Water dropped in a clanging pattern against the stone floor beneath my hands. Ooze clung to my palms and knees. Cement brushed my bare shoulders. My desperate crawl slowed. Sleep played at my senses. We had been fleeing ever since the night before. My twin brother and I had snuck away from home to join a small group. The nazis broke in.
My twin was shot.
I glanced back at him. It pained me to see him struggling to crawl. I stopped, my limbs heavy with fatigued. Jason pulled in a breath. He nudged me with his good arm.
‘Keep going Jessica. There’s an abandoned church not far ahead, we can rest when we arrive,” he gasped.
I tossed my blond hair over my shoulder, my green eyes locked with his identical green eyes.
“But can you make it that far? Remember you injured.”
“Nonsense, I can make it. As for my wound, it will heal. The bullet fell out a ways back,” he tried to smile, “don’t worry about me.”
Blood decorated my arm as he brushed passed me. Jason crawled as fast as his limping gait would allow.

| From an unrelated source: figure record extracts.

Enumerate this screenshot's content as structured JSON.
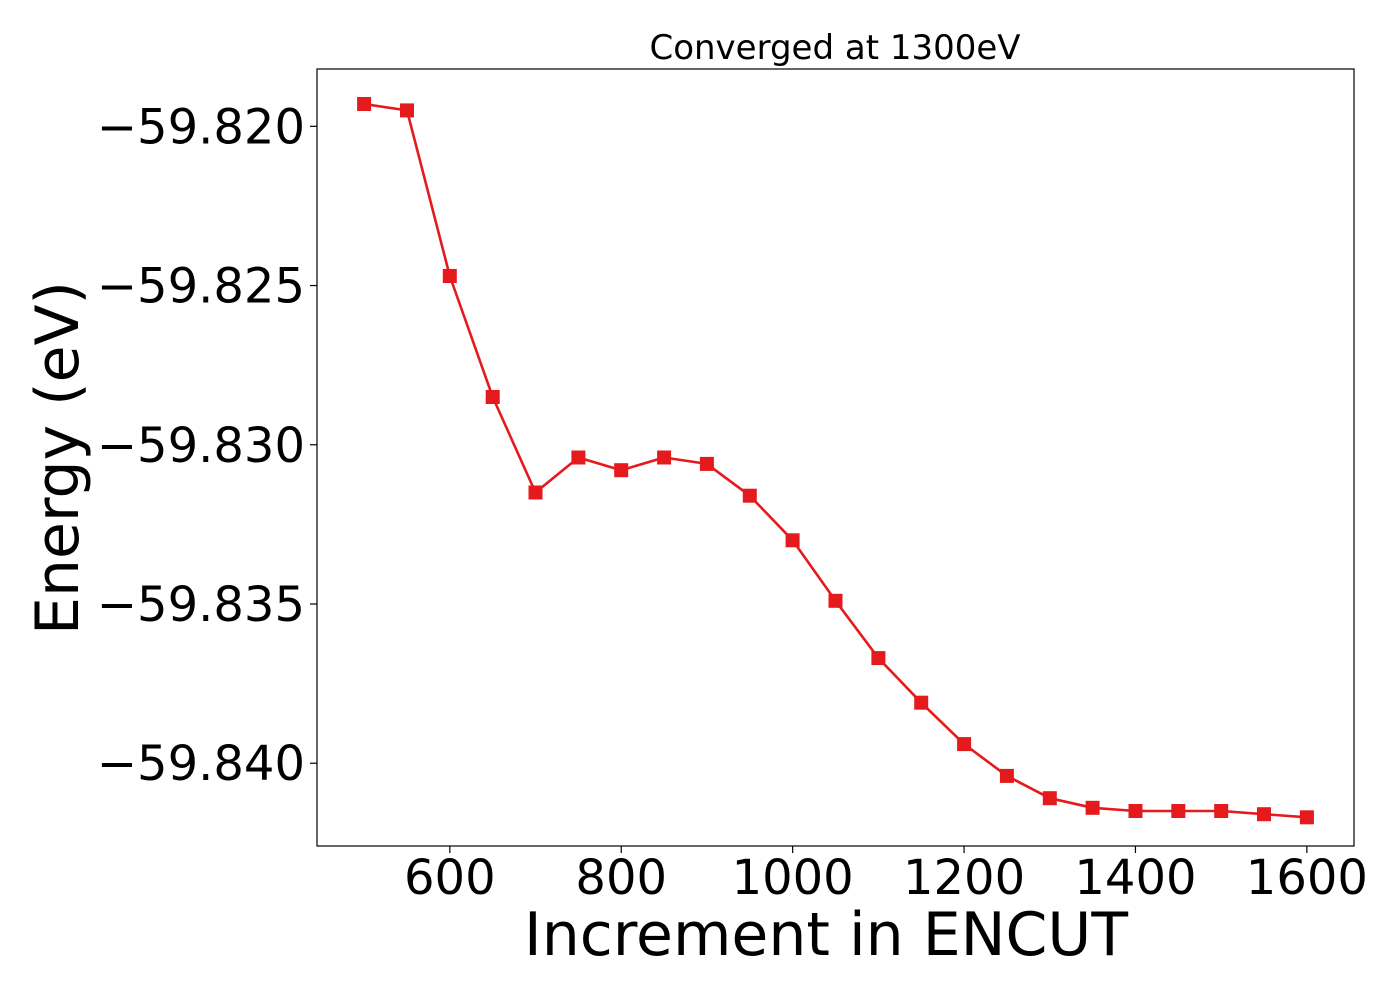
{
  "chart_data": {
    "type": "line",
    "title": "Converged at 1300eV",
    "xlabel": "Increment in ENCUT",
    "ylabel": "Energy (eV)",
    "xlim": [
      445,
      1655
    ],
    "ylim": [
      -59.8426,
      -59.8182
    ],
    "xticks": [
      600,
      800,
      1000,
      1200,
      1400,
      1600
    ],
    "xtick_labels": [
      "600",
      "800",
      "1000",
      "1200",
      "1400",
      "1600"
    ],
    "yticks": [
      -59.82,
      -59.825,
      -59.83,
      -59.835,
      -59.84
    ],
    "ytick_labels": [
      "−59.820",
      "−59.825",
      "−59.830",
      "−59.835",
      "−59.840"
    ],
    "grid": false,
    "marker": "square",
    "color": "#e41a1c",
    "series": [
      {
        "x": [
          500,
          550,
          600,
          650,
          700,
          750,
          800,
          850,
          900,
          950,
          1000,
          1050,
          1100,
          1150,
          1200,
          1250,
          1300,
          1350,
          1400,
          1450,
          1500,
          1550,
          1600
        ],
        "y": [
          -59.8193,
          -59.8195,
          -59.8247,
          -59.8285,
          -59.8315,
          -59.8304,
          -59.8308,
          -59.8304,
          -59.8306,
          -59.8316,
          -59.833,
          -59.8349,
          -59.8367,
          -59.8381,
          -59.8394,
          -59.8404,
          -59.8411,
          -59.8414,
          -59.8415,
          -59.8415,
          -59.8415,
          -59.8416,
          -59.8417
        ]
      }
    ]
  }
}
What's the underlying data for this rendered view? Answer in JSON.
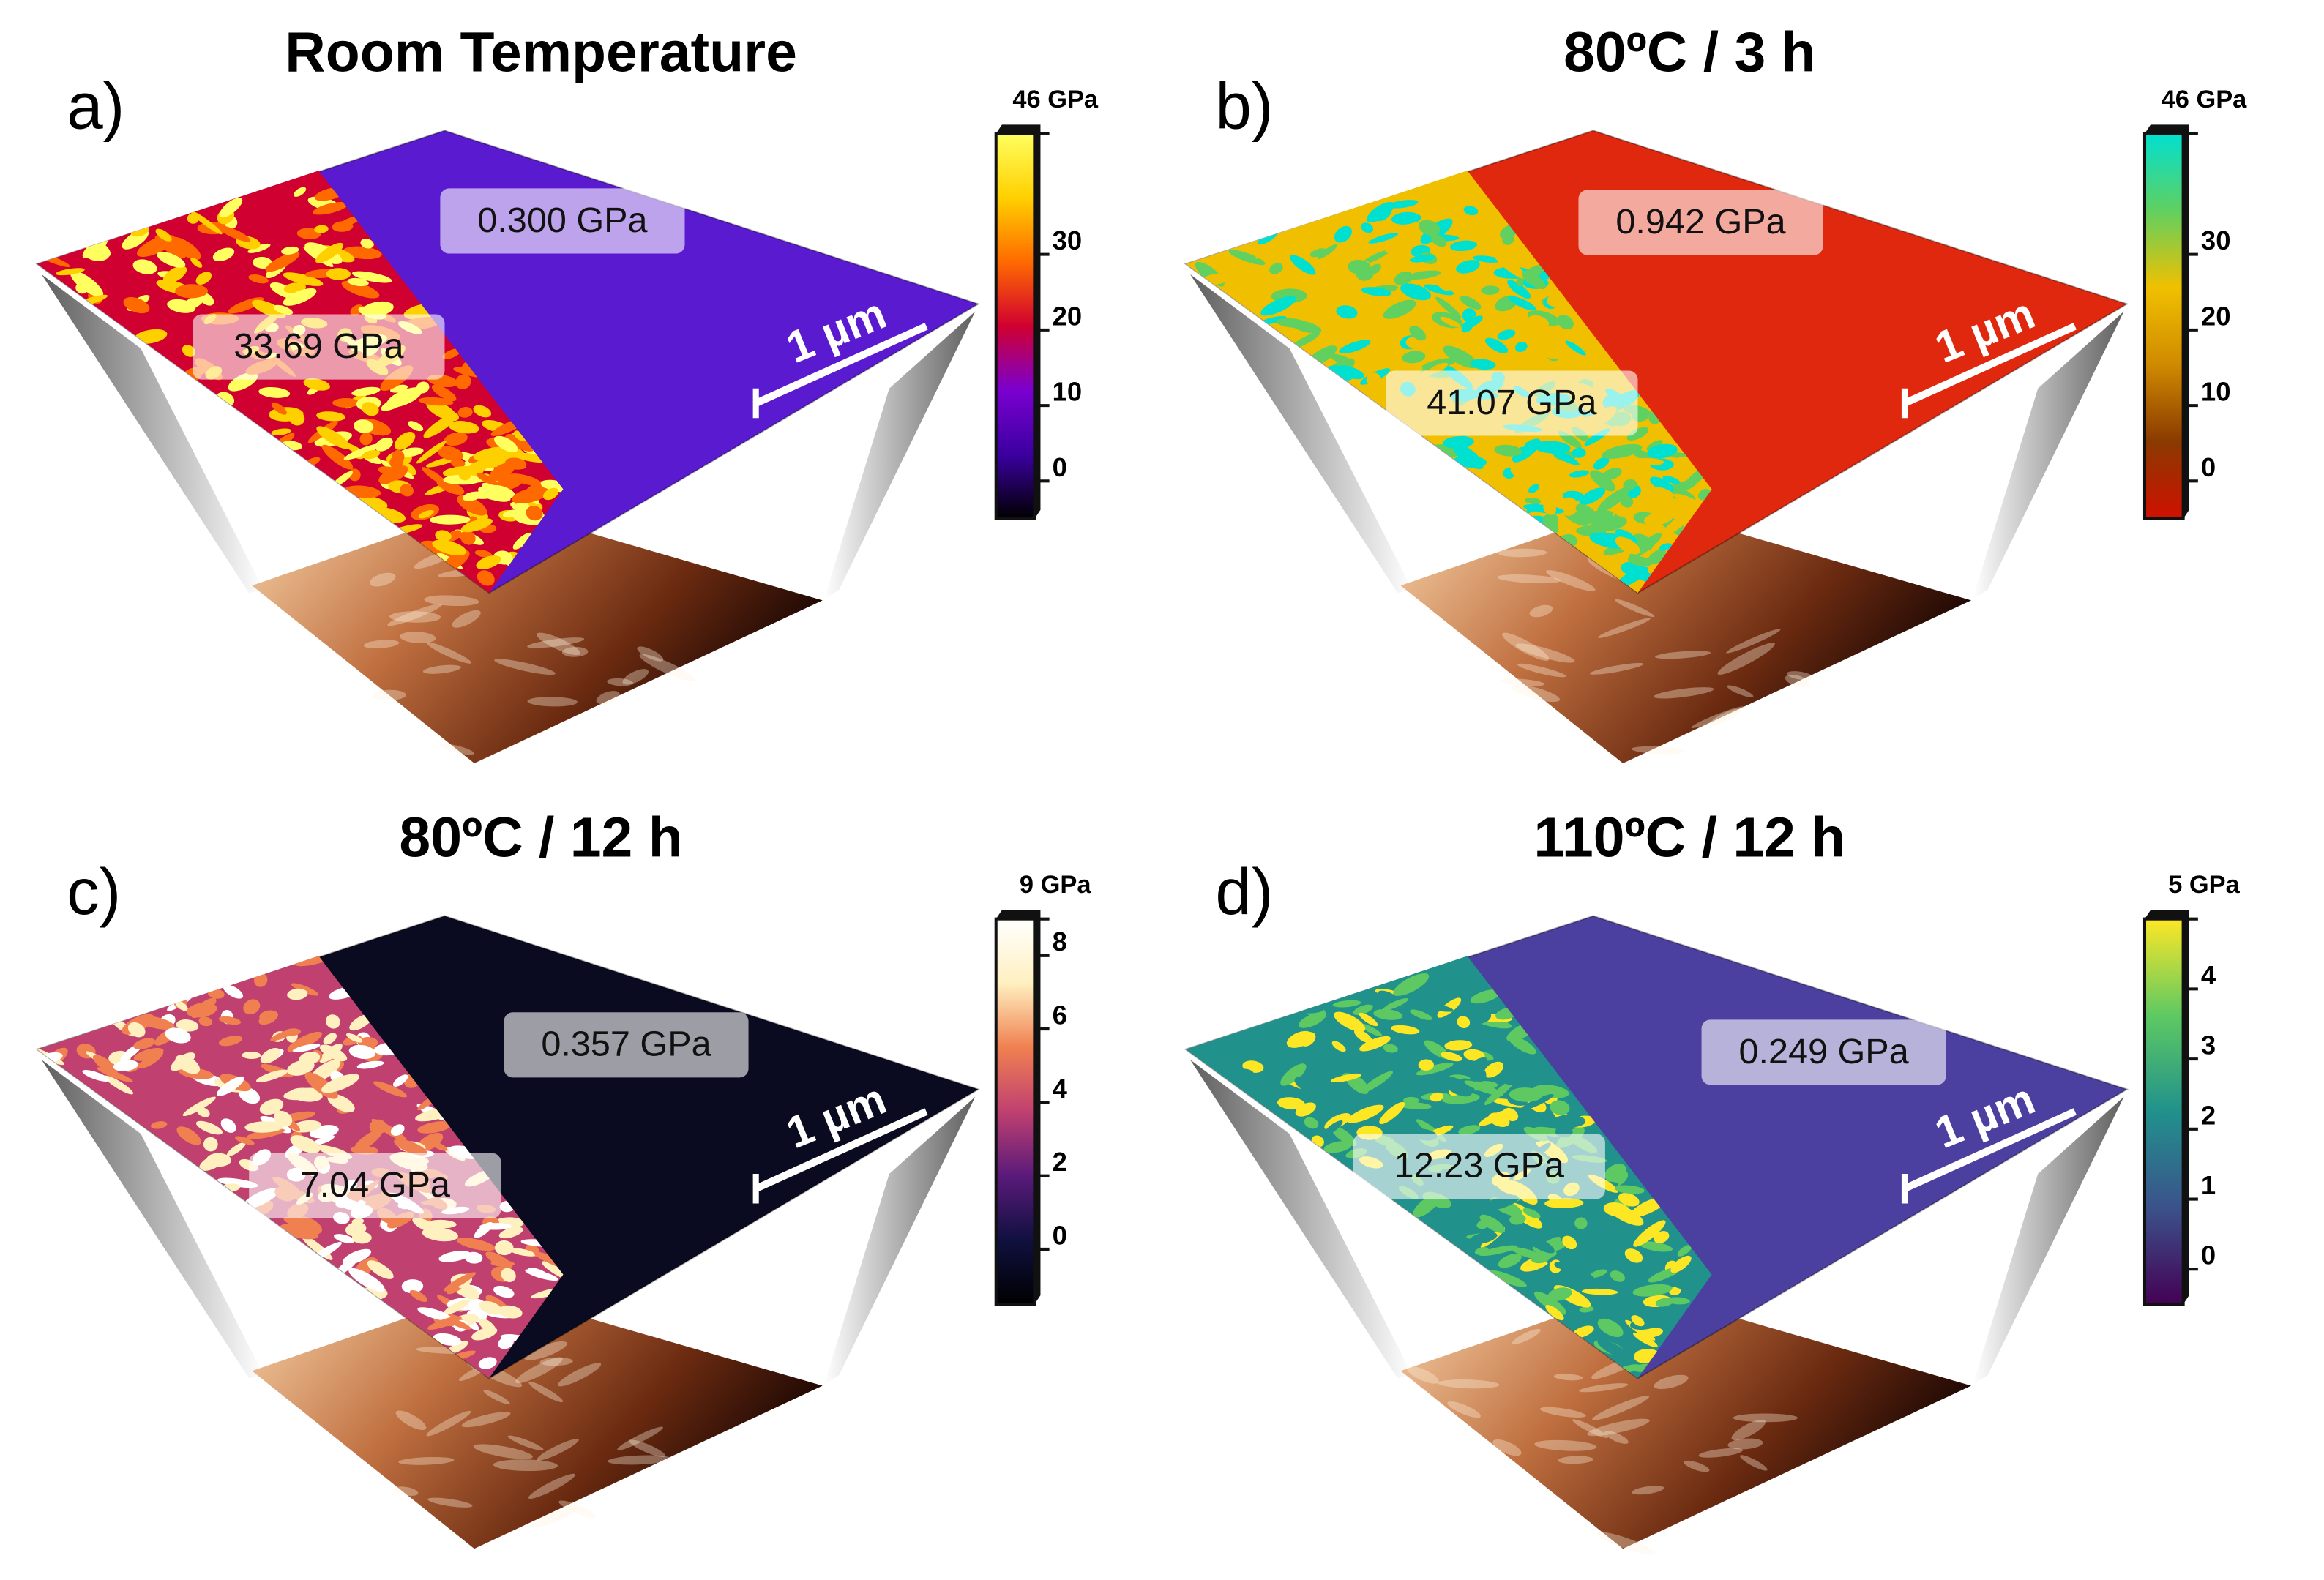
{
  "panels": [
    {
      "letter": "a)",
      "title": "Room Temperature",
      "low_label": "0.300 GPa",
      "high_label": "33.69 GPa",
      "scale_bar": "1 µm",
      "flat_color": "#5a1ad0",
      "colorbar": {
        "lim": [
          -5,
          46
        ],
        "ticks": [
          0,
          10,
          20,
          30,
          {
            "value": 46,
            "label": "46 GPa"
          }
        ],
        "colors": [
          "#000000",
          "#3b00a0",
          "#7a00d0",
          "#d00030",
          "#ff6a00",
          "#ffd000",
          "#ffff60"
        ]
      }
    },
    {
      "letter": "b)",
      "title": "80ºC / 3 h",
      "low_label": "0.942 GPa",
      "high_label": "41.07 GPa",
      "scale_bar": "1 µm",
      "flat_color": "#e0280e",
      "colorbar": {
        "lim": [
          -5,
          46
        ],
        "ticks": [
          0,
          10,
          20,
          30,
          {
            "value": 46,
            "label": "46 GPa"
          }
        ],
        "colors": [
          "#d01000",
          "#8a3a00",
          "#d08a00",
          "#f0c000",
          "#60d060",
          "#00e0d0"
        ]
      }
    },
    {
      "letter": "c)",
      "title": "80ºC / 12 h",
      "low_label": "0.357 GPa",
      "high_label": "7.04 GPa",
      "scale_bar": "1 µm",
      "flat_color": "#0a0a20",
      "colorbar": {
        "lim": [
          -1.5,
          9
        ],
        "ticks": [
          0,
          2,
          4,
          6,
          8,
          {
            "value": 9,
            "label": "9 GPa"
          }
        ],
        "colors": [
          "#000000",
          "#101040",
          "#5a1a7a",
          "#c04070",
          "#f08050",
          "#fff0c0",
          "#ffffff"
        ]
      }
    },
    {
      "letter": "d)",
      "title": "110ºC / 12 h",
      "low_label": "0.249 GPa",
      "high_label": "12.23 GPa",
      "scale_bar": "1 µm",
      "flat_color": "#4b3fa0",
      "colorbar": {
        "lim": [
          -0.5,
          5
        ],
        "ticks": [
          0,
          1,
          2,
          3,
          4,
          {
            "value": 5,
            "label": "5 GPa"
          }
        ],
        "colors": [
          "#440154",
          "#3b528b",
          "#21918c",
          "#5ec962",
          "#fde725"
        ]
      }
    }
  ]
}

His blond hair turned sliver. We turned a corner. Moonlight flooded the exit of the tube. Brittle weeds stabbed at my skin as I stepped out. I tried to rub off some of the grime that covered my hands on my pink tank top. I examined the climb before me. Large, moss covered boulders and overgrown, dead trees stood between me and my destination. Atop the rise sat the crumbling structure of a once proud building. The weeds behind me rustled.
I gestured at my twin to stay. He nodded. Gripping his arm, he collapsed against the wall. Pain coloring his usually handsome face.
“Stay here, I’ll go check it out.”
Staying in the shadows, I made my way up to the forlorn building. What was left of the windows crunched under my now brown tennis shoes. Vines grew over the decaying walls. I edged under what remained of the door. Insulation, glass, and many years worth of dust covered the pitted floor. I picked my way through the ruins. Creeping under a beam, I found myself in a almost undamaged area. A faded, threadbare blue couch sat against the far wall. Satisfied, I turned and snuck out of the church and back down the hill. Jason had thrown up from pain and looked about ready to pass out again. Grabbing his good arm, I pulled him to his feet.
“Come on Jason, not much further,” I whispered.
Once inside the church, I led him to the room I had found. Jason sank onto the couch. I made him lay down. Clutching his arm to his chest, he smiled. His eyes starred at the corner of the room.
“The Lord is our refuge,” he murmured before blacking out.
I followed his gaze across the room, I too smiled as they fell on a large wooden cross. Its scarred form protruded from the wreckage of a splintering dresser.
“Indeed, Jason, the Lord is our refuge.”